Jan lupa kasih bintang jugaa!!

Met baca all 💗

******

Adek...

Suara lembut itu. Panggilan itu. Sampai ke telinga Anara.

Merasakan adanya pergerakan yang mendekat ke arahnya. Anara menghembuskan napas lelah sebelum mengangkat kepala dengan tenaganya yang tersisa.

Dermaga menarik kembali tangannya yang ingin meraih Anara. Matanya bertemu dengan mata menggantung milik cewek yang kini menatapnya malas.

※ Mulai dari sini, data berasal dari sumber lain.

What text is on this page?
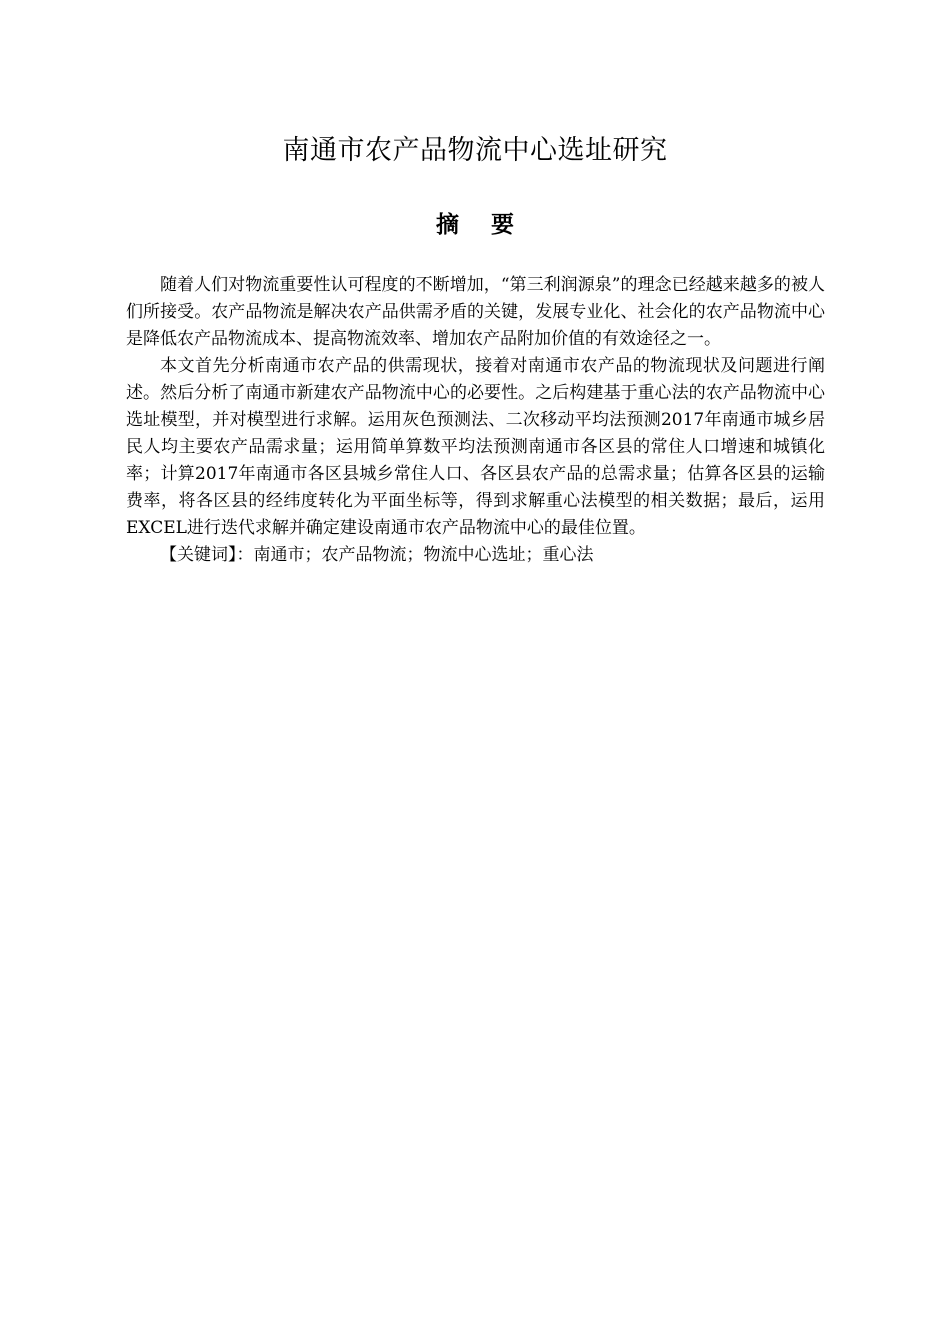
南通市农产品物流中心选址研究
摘 要

随着人们对物流重要性认可程度的不断增加，“第三利润源泉”的理念已经越来越多的被人们所接受。农产品物流是解决农产品供需矛盾的关键，发展专业化、社会化的农产品物流中心是降低农产品物流成本、提高物流效率、增加农产品附加价值的有效途径之一。

本文首先分析南通市农产品的供需现状，接着对南通市农产品的物流现状及问题进行阐述。然后分析了南通市新建农产品物流中心的必要性。之后构建基于重心法的农产品物流中心选址模型，并对模型进行求解。运用灰色预测法、二次移动平均法预测2017年南通市城乡居民人均主要农产品需求量；运用简单算数平均法预测南通市各区县的常住人口增速和城镇化率；计算2017年南通市各区县城乡常住人口、各区县农产品的总需求量；估算各区县的运输费率，将各区县的经纬度转化为平面坐标等，得到求解重心法模型的相关数据；最后，运用EXCEL进行迭代求解并确定建设南通市农产品物流中心的最佳位置。

【关键词】：南通市；农产品物流；物流中心选址；重心法
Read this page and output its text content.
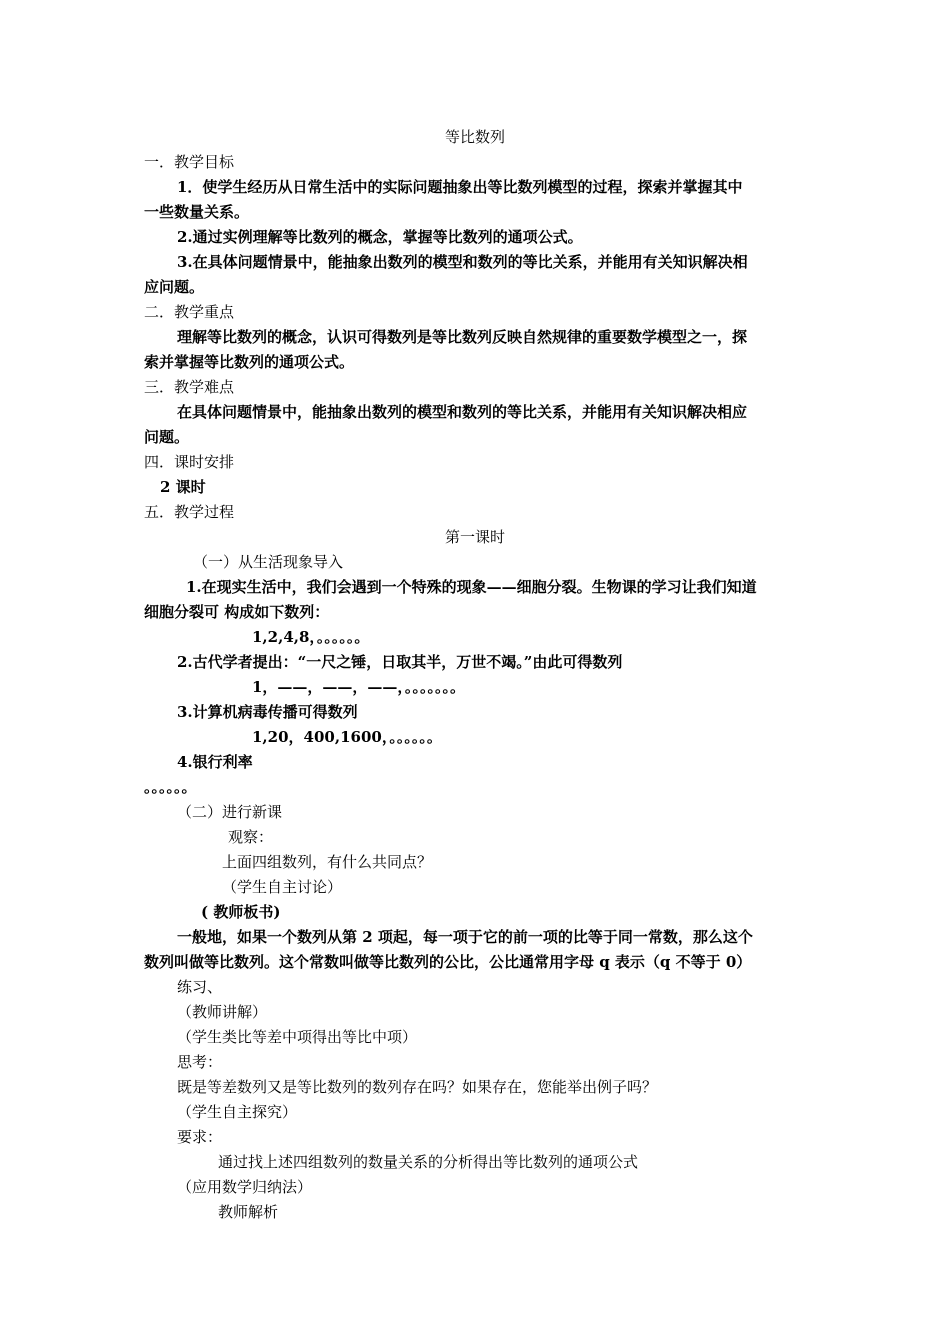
等比数列
一．教学目标
1．使学生经历从日常生活中的实际问题抽象出等比数列模型的过程，探索并掌握其中
一些数量关系。
2.通过实例理解等比数列的概念，掌握等比数列的通项公式。
3.在具体问题情景中，能抽象出数列的模型和数列的等比关系，并能用有关知识解决相
应问题。
二．教学重点
理解等比数列的概念，认识可得数列是等比数列反映自然规律的重要数学模型之一，探
索并掌握等比数列的通项公式。
三．教学难点
在具体问题情景中，能抽象出数列的模型和数列的等比关系，并能用有关知识解决相应
问题。
四．课时安排
2 课时
五．教学过程
第一课时
（一）从生活现象导入
1.在现实生活中，我们会遇到一个特殊的现象——细胞分裂。生物课的学习让我们知道
细胞分裂可 构成如下数列：
1,2,4,8，。。。。。。
2.古代学者提出：“一尺之锤，日取其半，万世不竭。”由此可得数列
1，——，——，——，。。。。。。。
3.计算机病毒传播可得数列
1,20，400,1600，。。。。。。
4.银行利率
。。。。。。
（二）进行新课
观察：
上面四组数列，有什么共同点？
（学生自主讨论）
( 教师板书)
一般地，如果一个数列从第 2 项起，每一项于它的前一项的比等于同一常数，那么这个
数列叫做等比数列。这个常数叫做等比数列的公比，公比通常用字母 q 表示（q 不等于 0）
练习、
（教师讲解）
（学生类比等差中项得出等比中项）
思考：
既是等差数列又是等比数列的数列存在吗？如果存在，您能举出例子吗？
（学生自主探究）
要求：
通过找上述四组数列的数量关系的分析得出等比数列的通项公式
（应用数学归纳法）
教师解析
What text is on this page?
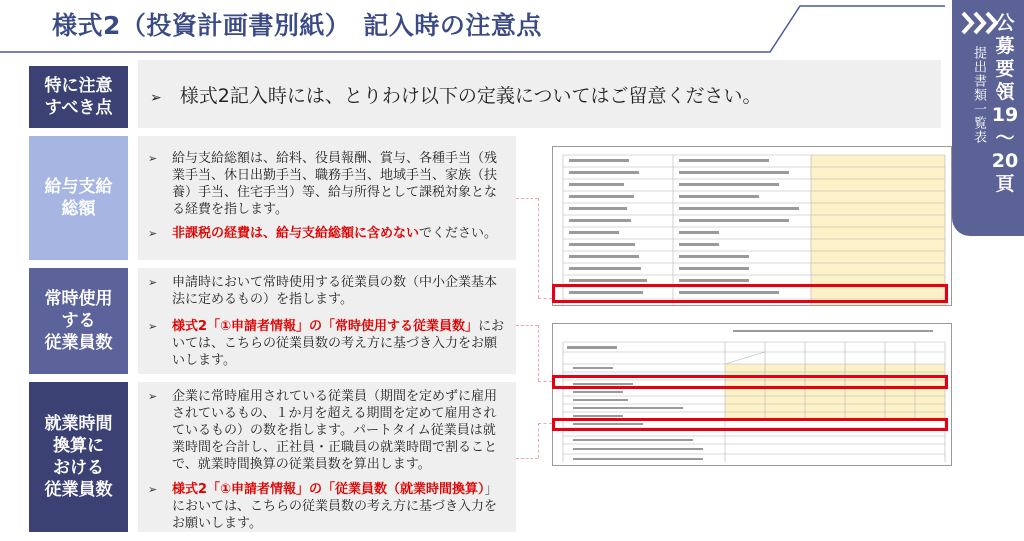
様式2（投資計画書別紙）　記入時の注意点
提出書類一覧表
公
募
要
領
19
～
20
頁
特に注意
すべき点	➢ 様式2記入時には、とりわけ以下の定義についてはご留意ください。
給与支給
総額
➢ 給与支給総額は、給料、役員報酬、賞与、各種手当（残業手当、休日出勤手当、職務手当、地域手当、家族（扶養）手当、住宅手当）等、給与所得として課税対象となる経費を指します。
➢ 非課税の経費は、給与支給総額に含めないでください。
常時使用
する
従業員数
➢ 申請時において常時使用する従業員の数（中小企業基本法に定めるもの）を指します。
➢ 様式2「①申請者情報」の「常時使用する従業員数」においては、こちらの従業員数の考え方に基づき入力をお願いします。
就業時間
換算に
おける
従業員数
➢ 企業に常時雇用されている従業員（期間を定めずに雇用されているもの、１か月を超える期間を定めて雇用されているもの）の数を指します。パートタイム従業員は就業時間を合計し、正社員・正職員の就業時間で割ることで、就業時間換算の従業員数を算出します。
➢ 様式2「①申請者情報」の「従業員数（就業時間換算）」においては、こちらの従業員数の考え方に基づき入力をお願いします。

Sepersekian detik, canggung rasanya di antara mereka. Sebelum akhirnya Anara membuka mulutnya mengatakan, "Gue bilang tadi udah selesai kan hari ini. Kenapa lo masih kesini?"

Sekuat apapun Anara mencoba untuk menyembunyikan gemetar dari suaranya. Tetap saja ada beberapa kata keluar yang terdengar jelas gemetarnya karena tidak bisa Anara kontrol. Dan tentu, Dermaga menyadari hal itu.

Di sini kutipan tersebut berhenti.